Soar cells made from an inexpensive and increasingly popular material; perovskite can more efficiently turn light into electricity. Perovskite solar cells are made of a mix of organic molecules and inorganic elements that together capture light and convert it into electricity, just like today’s common silicon solar cells.
 
Perovskite photovoltaic devices, however, can be made more easily and cheaply than silicon and on a flexible rather than rigid substrate. The first perovskite solar cells could go on the market next year, and some have been reported to capture 20 percent of the sun’s energy.
 
In a paper appearing online today in advance of publication in the journal Nature Materials, University of California, Berkeley, and Lawrence Berkeley National Laboratory scientists report a new design that already achieves an average steady-state efficiency of 18.4 percent, with a high of 21.7 percent and a peak efficiency of 26 percent.
 
“We have set the record now for different parameters of perovskite solar cells, including the efficiency,” said senior author Alex Zettl, a UC Berkeley professor of physics, senior faculty member at Berkeley Lab and member of the Kavli Energy Nanosciences Institute. “The efficiency is higher than any other perovskite cell, 21.7 percent, which is a phenomenal number, considering we are at the beginning of optimizing this.”
 
“This has a great potential to be the cheapest photovoltaic on the market, plugging into any home solar system,” said Onur Ergen, the lead author of the paper and a UC Berkeley physics graduate student.
 
The efficiency is also better than the 10-20 percent efficiency of polycrystalline silicon solar cells used to power most electronic devices and homes.

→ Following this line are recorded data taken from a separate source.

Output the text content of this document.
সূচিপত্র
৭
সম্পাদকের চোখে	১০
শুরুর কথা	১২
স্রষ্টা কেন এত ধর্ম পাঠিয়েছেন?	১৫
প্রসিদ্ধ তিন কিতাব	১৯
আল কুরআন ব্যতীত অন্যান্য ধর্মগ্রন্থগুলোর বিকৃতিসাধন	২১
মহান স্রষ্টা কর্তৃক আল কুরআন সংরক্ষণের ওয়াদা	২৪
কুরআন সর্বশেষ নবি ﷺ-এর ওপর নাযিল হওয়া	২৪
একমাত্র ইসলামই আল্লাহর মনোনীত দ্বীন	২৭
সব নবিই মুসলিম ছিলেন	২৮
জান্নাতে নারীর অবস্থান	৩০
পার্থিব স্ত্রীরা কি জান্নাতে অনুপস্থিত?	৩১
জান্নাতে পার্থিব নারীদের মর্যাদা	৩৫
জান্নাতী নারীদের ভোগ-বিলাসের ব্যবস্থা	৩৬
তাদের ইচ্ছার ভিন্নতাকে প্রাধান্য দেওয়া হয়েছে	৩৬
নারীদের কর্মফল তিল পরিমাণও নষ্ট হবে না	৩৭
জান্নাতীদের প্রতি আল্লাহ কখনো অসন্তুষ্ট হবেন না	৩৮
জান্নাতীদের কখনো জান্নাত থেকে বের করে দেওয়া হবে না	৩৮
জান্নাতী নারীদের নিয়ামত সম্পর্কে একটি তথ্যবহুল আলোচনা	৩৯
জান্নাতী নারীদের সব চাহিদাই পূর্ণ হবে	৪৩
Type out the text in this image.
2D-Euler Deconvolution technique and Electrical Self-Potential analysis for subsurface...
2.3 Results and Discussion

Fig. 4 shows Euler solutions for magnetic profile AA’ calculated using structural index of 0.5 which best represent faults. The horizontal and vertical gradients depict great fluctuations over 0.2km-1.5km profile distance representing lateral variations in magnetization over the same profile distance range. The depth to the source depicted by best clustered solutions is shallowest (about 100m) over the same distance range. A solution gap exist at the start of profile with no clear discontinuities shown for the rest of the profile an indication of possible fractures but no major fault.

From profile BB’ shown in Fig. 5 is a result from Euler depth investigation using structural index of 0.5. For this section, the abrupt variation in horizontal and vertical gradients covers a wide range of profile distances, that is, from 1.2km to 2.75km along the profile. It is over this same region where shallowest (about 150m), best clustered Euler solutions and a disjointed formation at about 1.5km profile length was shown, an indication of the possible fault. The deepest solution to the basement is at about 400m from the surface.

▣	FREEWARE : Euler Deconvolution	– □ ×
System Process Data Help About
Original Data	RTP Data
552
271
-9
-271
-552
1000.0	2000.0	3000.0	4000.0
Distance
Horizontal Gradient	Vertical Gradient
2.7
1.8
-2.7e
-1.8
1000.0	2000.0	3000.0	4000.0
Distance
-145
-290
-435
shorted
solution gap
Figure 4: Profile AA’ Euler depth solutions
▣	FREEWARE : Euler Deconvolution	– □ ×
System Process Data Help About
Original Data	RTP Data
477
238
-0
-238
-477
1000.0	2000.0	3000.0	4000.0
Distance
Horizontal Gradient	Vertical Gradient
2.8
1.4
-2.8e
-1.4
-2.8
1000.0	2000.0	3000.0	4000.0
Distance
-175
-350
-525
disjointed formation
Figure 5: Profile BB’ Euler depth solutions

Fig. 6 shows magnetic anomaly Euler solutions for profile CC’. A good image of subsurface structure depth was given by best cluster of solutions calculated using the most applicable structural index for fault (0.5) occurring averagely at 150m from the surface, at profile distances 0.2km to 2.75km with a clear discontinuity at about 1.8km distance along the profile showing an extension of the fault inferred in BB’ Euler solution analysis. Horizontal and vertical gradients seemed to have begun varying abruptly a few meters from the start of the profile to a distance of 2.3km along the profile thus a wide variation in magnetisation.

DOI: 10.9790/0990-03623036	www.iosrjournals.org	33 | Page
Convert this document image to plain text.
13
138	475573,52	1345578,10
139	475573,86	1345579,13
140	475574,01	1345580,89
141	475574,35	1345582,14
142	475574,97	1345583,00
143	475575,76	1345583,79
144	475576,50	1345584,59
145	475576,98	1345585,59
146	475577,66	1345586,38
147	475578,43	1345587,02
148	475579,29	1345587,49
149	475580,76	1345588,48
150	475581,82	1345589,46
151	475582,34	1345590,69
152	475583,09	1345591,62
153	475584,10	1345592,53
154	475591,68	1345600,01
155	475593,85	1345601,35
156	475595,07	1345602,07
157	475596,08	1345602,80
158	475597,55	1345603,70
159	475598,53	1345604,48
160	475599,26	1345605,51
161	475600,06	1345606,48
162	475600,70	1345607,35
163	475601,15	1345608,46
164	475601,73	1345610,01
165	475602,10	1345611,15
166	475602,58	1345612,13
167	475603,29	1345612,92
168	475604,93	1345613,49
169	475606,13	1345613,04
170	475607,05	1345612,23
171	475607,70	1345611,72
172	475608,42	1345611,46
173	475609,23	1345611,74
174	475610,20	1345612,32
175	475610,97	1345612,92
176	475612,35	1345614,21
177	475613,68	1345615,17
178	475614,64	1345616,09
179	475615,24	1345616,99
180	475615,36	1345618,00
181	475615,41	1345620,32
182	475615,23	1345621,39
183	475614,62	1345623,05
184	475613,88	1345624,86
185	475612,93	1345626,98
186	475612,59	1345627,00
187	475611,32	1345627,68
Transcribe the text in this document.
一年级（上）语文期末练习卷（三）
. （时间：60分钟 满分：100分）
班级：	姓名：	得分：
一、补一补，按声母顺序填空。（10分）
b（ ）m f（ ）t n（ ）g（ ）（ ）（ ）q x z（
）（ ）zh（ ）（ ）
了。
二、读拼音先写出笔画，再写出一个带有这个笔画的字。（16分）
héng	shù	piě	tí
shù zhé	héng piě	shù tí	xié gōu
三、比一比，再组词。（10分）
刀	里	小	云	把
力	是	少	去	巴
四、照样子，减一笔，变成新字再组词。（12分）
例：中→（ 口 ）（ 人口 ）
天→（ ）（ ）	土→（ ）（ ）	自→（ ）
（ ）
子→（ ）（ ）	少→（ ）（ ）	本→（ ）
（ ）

Even the purest silicon solar cells, which are extremely expensive to produce, topped out at about 25 percent efficiency more than a decade ago.
 
The achievement comes thanks to a new way to combine two perovskite solar cell materials – each tuned to absorb a different wavelength or color of sunlight – into one “graded bandgap” solar cell that absorbs nearly the entire spectrum of visible light. Previous attempts to merge two perovskite materials have failed because the materials degrade one another’s electronic performance.
 
“This is realizing a graded bandgap solar cell in a relatively easy-to-control and easy-to-manipulate system,” Zettl said. “The nice thing about this is that it combines two very valuable features, the graded bandgap, a known approach, with perovskite, a relatively new but known material with surprisingly high efficiencies – to get the best of both worlds.”